Au plus fort des combats de la Seconde Guerre mondiale, « Manhattan » sera mené à bien en deux ans. Et quand les scientifiques de l'équipe veulent se faire entendre sur les conséquences de l'usage des armes atomiques, Oppenheimer s'y oppose et refuse de prendre la défense de collègues dont la fiabilité politique est mise en doute.

Après la capitulation de l'Allemagne, les recherches se poursuivent à Los Alamos. La guerre fait rage dans le Pacifique et les soldats américains continuent de tomber par dizaines de milliers.

Trois semaines avant le bombardement d'Hiroshima, l'essai Trinity dans le désert du Nouveau-Mexique, première explosion atomique de l'histoire, lui fait prendre conscience des terribles conséquences de ces nouvelles armes et de sa propre responsabilité.
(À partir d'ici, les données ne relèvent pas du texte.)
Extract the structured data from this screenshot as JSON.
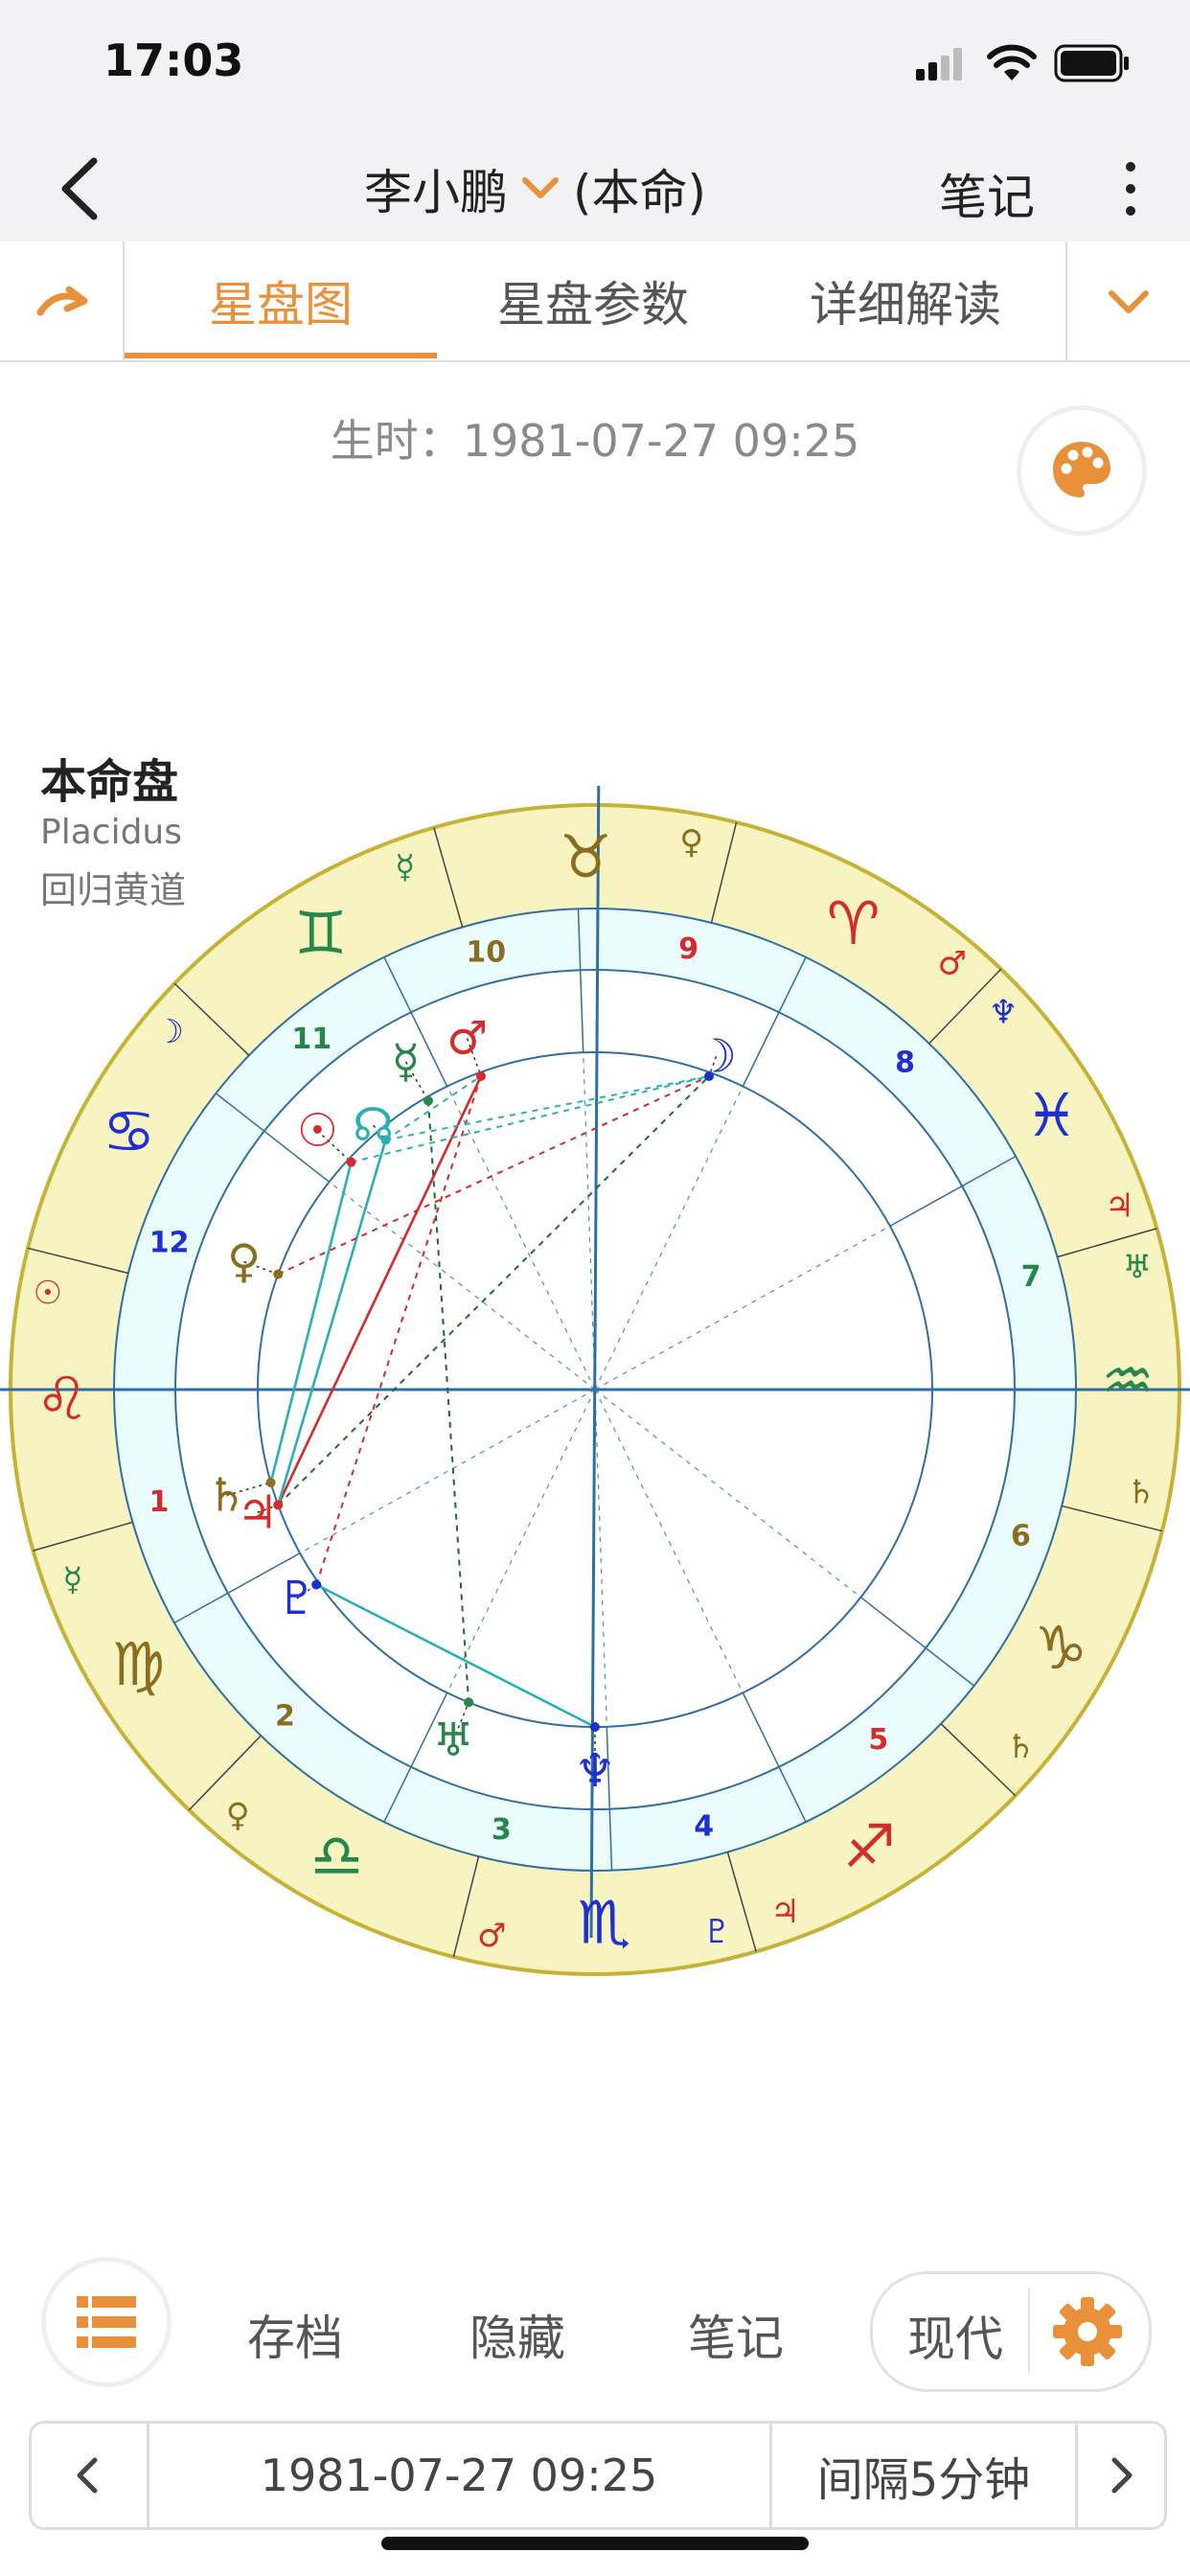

Il récite alors ces mots tirés du Mahâbhârata, le grand poème épique indien : « Je suis devenu la mort, le destructeur des mondes ».

Après le premier essai atomique soviétique, en 1949, Oppenheimer s'oppose à la mise au point d'une bombe thermonucléaire, qu'il considère comme un instrument de génocide. Mais avec les prémices de la Guerre froide, son manque d'enthousiasme est considéré comme une trahison. Dans une Amérique en proie à un anticommunisme virulent, il est accusé d'être un agent soviétique. On fouille dans son passé, son militantisme d'avant-guerre, et les liens de ses proches - son frère Franck ou son épouse Kitty - avec le Parti communiste américain.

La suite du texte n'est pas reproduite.